Uma nova versão desse debate surgiu com a retomada da psicologia evolucionista ou darwiniana. Segundo esse ponto de vista, em poucas palavras, nós, enquanto espécie, utilizamos a violência para preservar e promover a disseminação dos nossos genes. Isso explicaria, por exemplo, porque há uma tendência muito maior ao abuso e assassinato de crianças por seus padrastos ou madrastas do que pelos pais biológicos. Padrastos que assassinam seus enteados seriam como os leões que, ao se tornarem machos dominantes de seu respectivo grupo, matam os filhotes do antigo macho alfa.
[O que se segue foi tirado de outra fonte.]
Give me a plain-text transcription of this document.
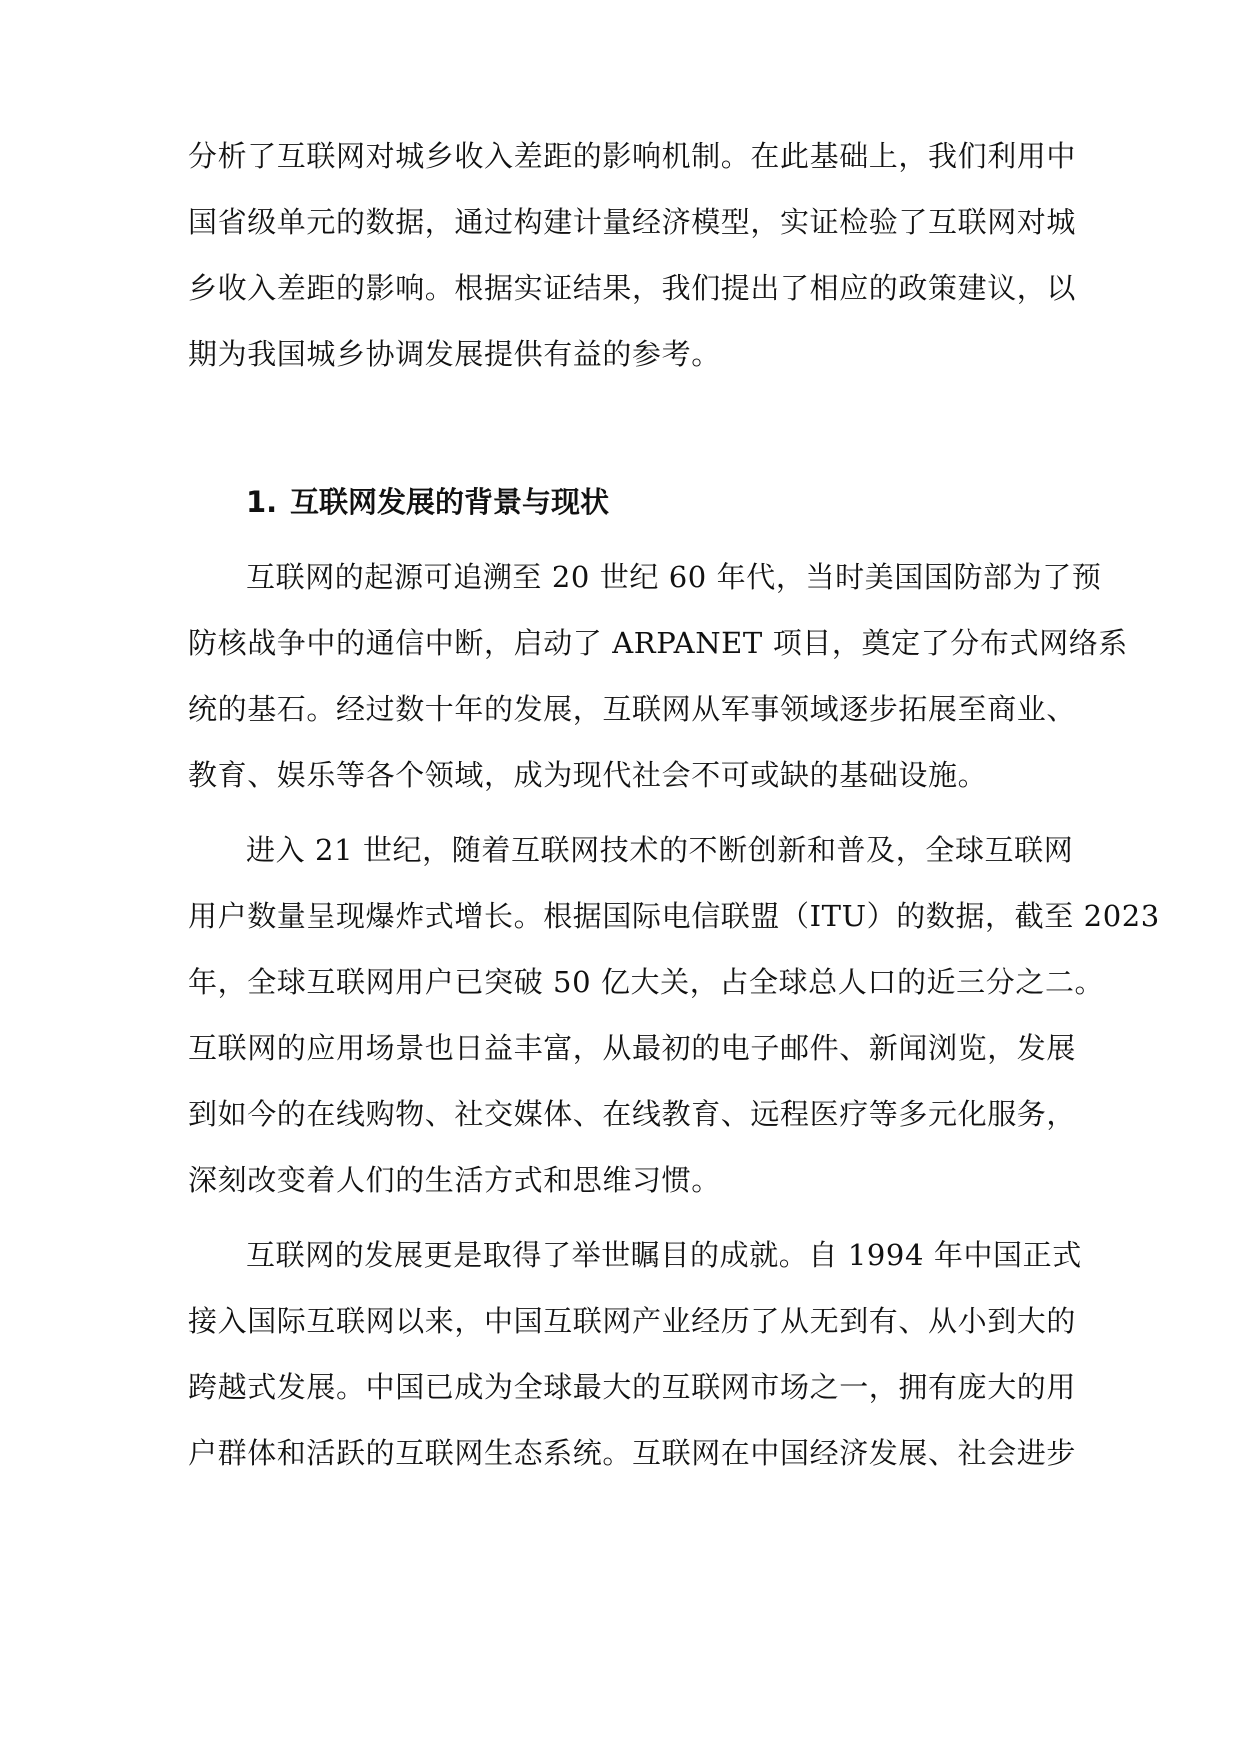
分析了互联网对城乡收入差距的影响机制。在此基础上，我们利用中
国省级单元的数据，通过构建计量经济模型，实证检验了互联网对城
乡收入差距的影响。根据实证结果，我们提出了相应的政策建议，以
期为我国城乡协调发展提供有益的参考。
1. 互联网发展的背景与现状
互联网的起源可追溯至 20 世纪 60 年代，当时美国国防部为了预
防核战争中的通信中断，启动了 ARPANET 项目，奠定了分布式网络系
统的基石。经过数十年的发展，互联网从军事领域逐步拓展至商业、
教育、娱乐等各个领域，成为现代社会不可或缺的基础设施。
进入 21 世纪，随着互联网技术的不断创新和普及，全球互联网
用户数量呈现爆炸式增长。根据国际电信联盟（ITU）的数据，截至 2023
年，全球互联网用户已突破 50 亿大关，占全球总人口的近三分之二。
互联网的应用场景也日益丰富，从最初的电子邮件、新闻浏览，发展
到如今的在线购物、社交媒体、在线教育、远程医疗等多元化服务，
深刻改变着人们的生活方式和思维习惯。
互联网的发展更是取得了举世瞩目的成就。自 1994 年中国正式
接入国际互联网以来，中国互联网产业经历了从无到有、从小到大的
跨越式发展。中国已成为全球最大的互联网市场之一，拥有庞大的用
户群体和活跃的互联网生态系统。互联网在中国经济发展、社会进步
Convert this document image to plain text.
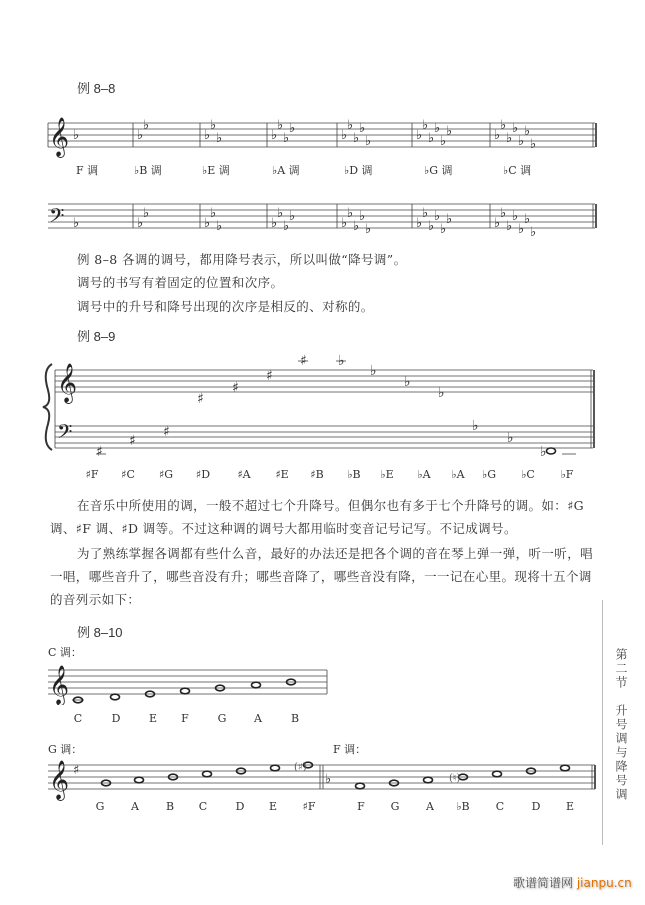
例 8–8
𝄞 ♭	♭
♭
♭
♭
♭	♭
♭
♭
♭	♭
♭
♭
♭
♭	♭
♭
♭
♭
♭
♭	♭
♭
♭
♭
♭
♭
♭
F 调	♭B 调	♭E 调	♭A 调	♭D 调	♭G 调	♭C 调
𝄢 ♭	♭
♭
♭
♭
♭	♭
♭
♭
♭	♭
♭
♭
♭
♭	♭
♭
♭
♭
♭
♭	♭
♭
♭
♭
♭
♭
♭
例 8–8 各调的调号，都用降号表示，所以叫做“降号调”。
调号的书写有着固定的位置和次序。
调号中的升号和降号出现的次序是相反的、对称的。
例 8–9
𝄞
𝄢
♯
♯
♯
♯
♯
♯
♯ ♭
♭
♭
♭
♭
♭
♭
♯F ♯C ♯G ♯D ♯A ♯E ♯B ♭B ♭E ♭A ♭A ♭G ♭C ♭F
在音乐中所使用的调，一般不超过七个升降号。但偶尔也有多于七个升降号的调。如：♯G调、♯F 调、♯D 调等。不过这种调的调号大都用临时变音记号记写。不记成调号。
为了熟练掌握各调都有些什么音，最好的办法还是把各个调的音在琴上弹一弹，听一听，唱一唱，哪些音升了，哪些音没有升；哪些音降了，哪些音没有降，一一记在心里。现将十五个调的音列示如下：
例 8–10
C 调：
𝄞
C	D	E F	G	A	B
G 调：	F 调：
𝄞 ♯	(♯)
♭	(♮)
G A B C	D E ♯F	F G A ♭B C D E
第二节升号调与降号调
歌谱简谱网 jianpu.cn
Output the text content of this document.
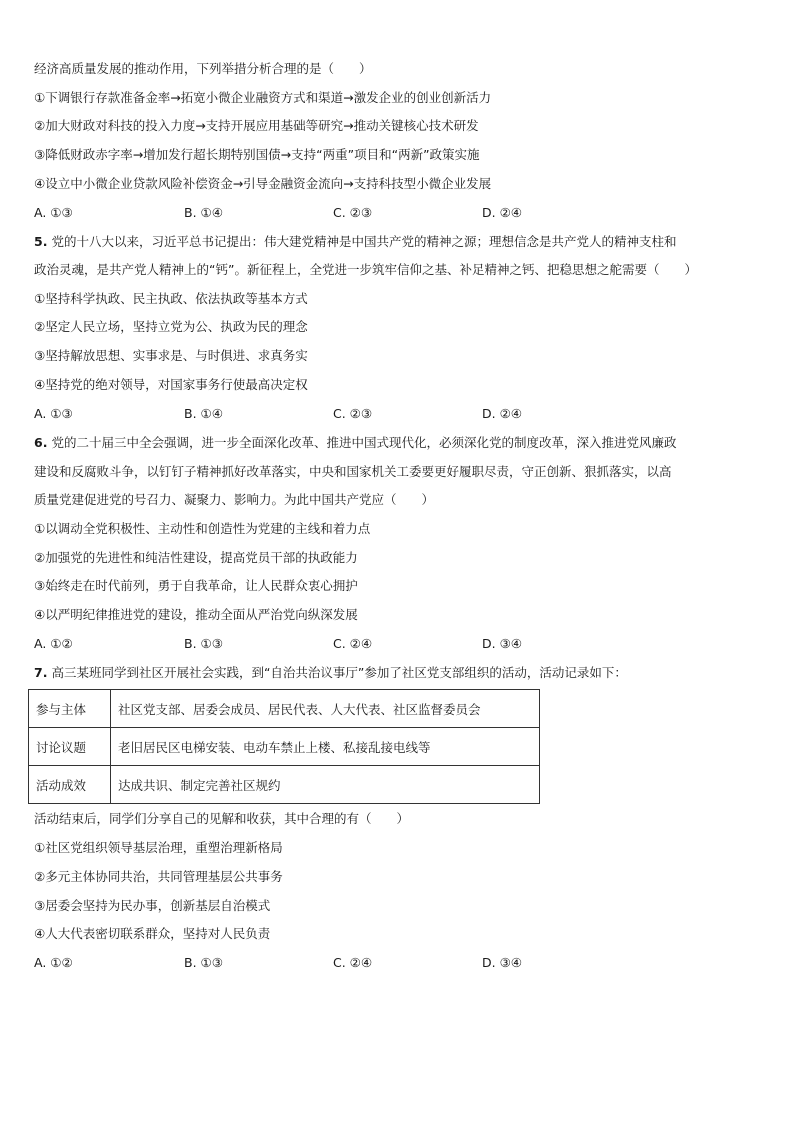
经济高质量发展的推动作用，下列举措分析合理的是（　　）
①下调银行存款准备金率→拓宽小微企业融资方式和渠道→激发企业的创业创新活力
②加大财政对科技的投入力度→支持开展应用基础等研究→推动关键核心技术研发
③降低财政赤字率→增加发行超长期特别国债→支持“两重”项目和“两新”政策实施
④设立中小微企业贷款风险补偿资金→引导金融资金流向→支持科技型小微企业发展
A. ①③	B. ①④	C. ②③	D. ②④
5. 党的十八大以来，习近平总书记提出：伟大建党精神是中国共产党的精神之源；理想信念是共产党人的精神支柱和
政治灵魂，是共产党人精神上的“钙”。新征程上，全党进一步筑牢信仰之基、补足精神之钙、把稳思想之舵需要（　　）
①坚持科学执政、民主执政、依法执政等基本方式
②坚定人民立场，坚持立党为公、执政为民的理念
③坚持解放思想、实事求是、与时俱进、求真务实
④坚持党的绝对领导，对国家事务行使最高决定权
A. ①③	B. ①④	C. ②③	D. ②④
6. 党的二十届三中全会强调，进一步全面深化改革、推进中国式现代化，必须深化党的制度改革，深入推进党风廉政
建设和反腐败斗争，以钉钉子精神抓好改革落实，中央和国家机关工委要更好履职尽责，守正创新、狠抓落实，以高
质量党建促进党的号召力、凝聚力、影响力。为此中国共产党应（　　）
①以调动全党积极性、主动性和创造性为党建的主线和着力点
②加强党的先进性和纯洁性建设，提高党员干部的执政能力
③始终走在时代前列，勇于自我革命，让人民群众衷心拥护
④以严明纪律推进党的建设，推动全面从严治党向纵深发展
A. ①②	B. ①③	C. ②④	D. ③④
7. 高三某班同学到社区开展社会实践，到“自治共治议事厅”参加了社区党支部组织的活动，活动记录如下：
参与主体	社区党支部、居委会成员、居民代表、人大代表、社区监督委员会
讨论议题	老旧居民区电梯安装、电动车禁止上楼、私接乱接电线等
活动成效	达成共识、制定完善社区规约
活动结束后，同学们分享自己的见解和收获，其中合理的有（　　）
①社区党组织领导基层治理，重塑治理新格局
②多元主体协同共治，共同管理基层公共事务
③居委会坚持为民办事，创新基层自治模式
④人大代表密切联系群众，坚持对人民负责
A. ①②	B. ①③	C. ②④	D. ③④
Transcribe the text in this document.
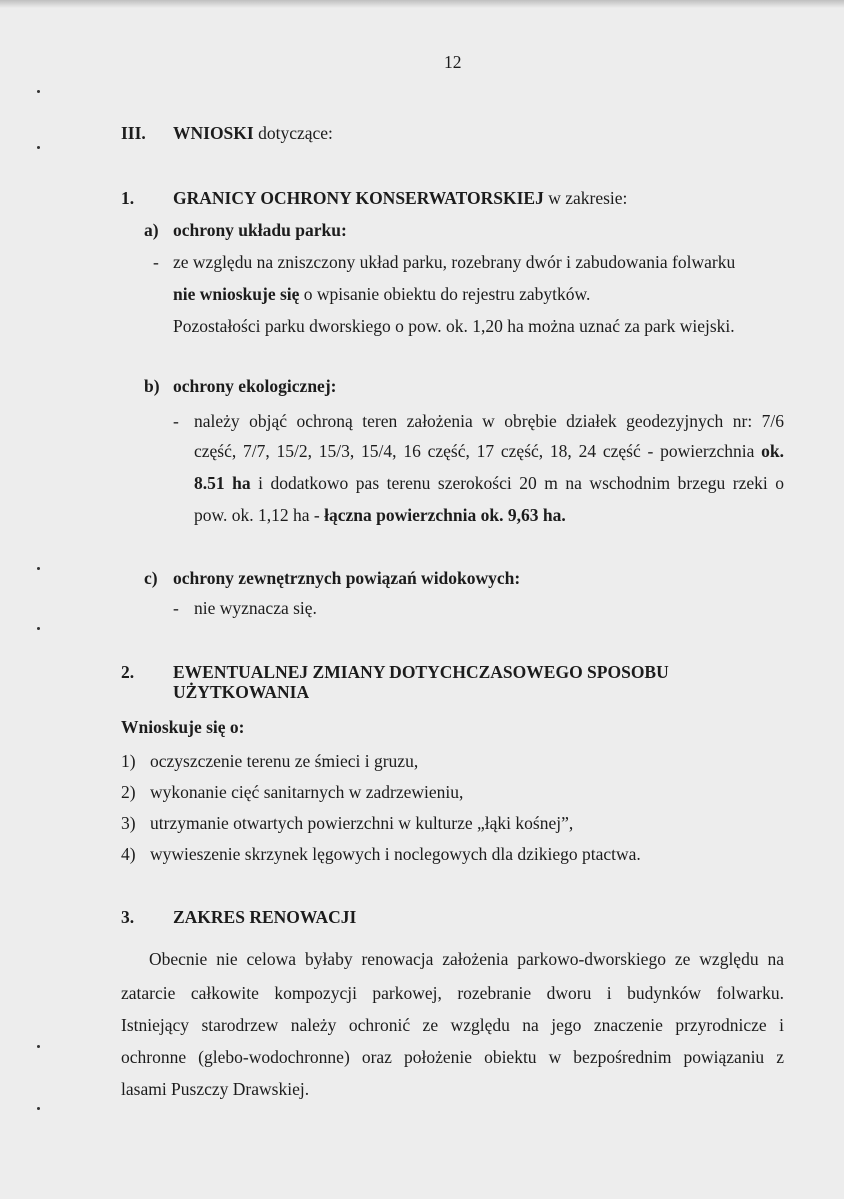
12
III. WNIOSKI dotyczące:
1. GRANICY OCHRONY KONSERWATORSKIEJ w zakresie:
a) ochrony układu parku:
- ze względu na zniszczony układ parku, rozebrany dwór i zabudowania folwarku
nie wnioskuje się o wpisanie obiektu do rejestru zabytków.
Pozostałości parku dworskiego o pow. ok. 1,20 ha można uznać za park wiejski.
b) ochrony ekologicznej:
- należy objąć ochroną teren założenia w obrębie działek geodezyjnych nr: 7/6
część, 7/7, 15/2, 15/3, 15/4, 16 część, 17 część, 18, 24 część - powierzchnia ok.
8.51 ha i dodatkowo pas terenu szerokości 20 m na wschodnim brzegu rzeki o
pow. ok. 1,12 ha - łączna powierzchnia ok. 9,63 ha.
c) ochrony zewnętrznych powiązań widokowych:
- nie wyznacza się.
2. EWENTUALNEJ ZMIANY DOTYCHCZASOWEGO SPOSOBU
UŻYTKOWANIA
Wnioskuje się o:
1) oczyszczenie terenu ze śmieci i gruzu,
2) wykonanie cięć sanitarnych w zadrzewieniu,
3) utrzymanie otwartych powierzchni w kulturze „łąki kośnej”,
4) wywieszenie skrzynek lęgowych i noclegowych dla dzikiego ptactwa.
3. ZAKRES RENOWACJI
Obecnie nie celowa byłaby renowacja założenia parkowo-dworskiego ze względu na
zatarcie całkowite kompozycji parkowej, rozebranie dworu i budynków folwarku.
Istniejący starodrzew należy ochronić ze względu na jego znaczenie przyrodnicze i
ochronne (glebo-wodochronne) oraz położenie obiektu w bezpośrednim powiązaniu z
lasami Puszczy Drawskiej.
O novo leão não tolera – ou melhor, os seus genes não toleram – que a Dona Leoa desperdice as suas energias maternais promovendo ou disseminando os genes de outro leão em prejuízo das chances de sobrevivência e crescimento da sua própria prole. Isso valeria para os padrastos humanos em geral: eles não aceitariam que a mãe dos seus filhos biológicos atuais ou futuros se dedicasse a cuidar dos filhos de outro homem; e tampouco aceitariam gastar as suas energias com uma tarefa tão contraproducente do ponto de vista dos seus próprios genes.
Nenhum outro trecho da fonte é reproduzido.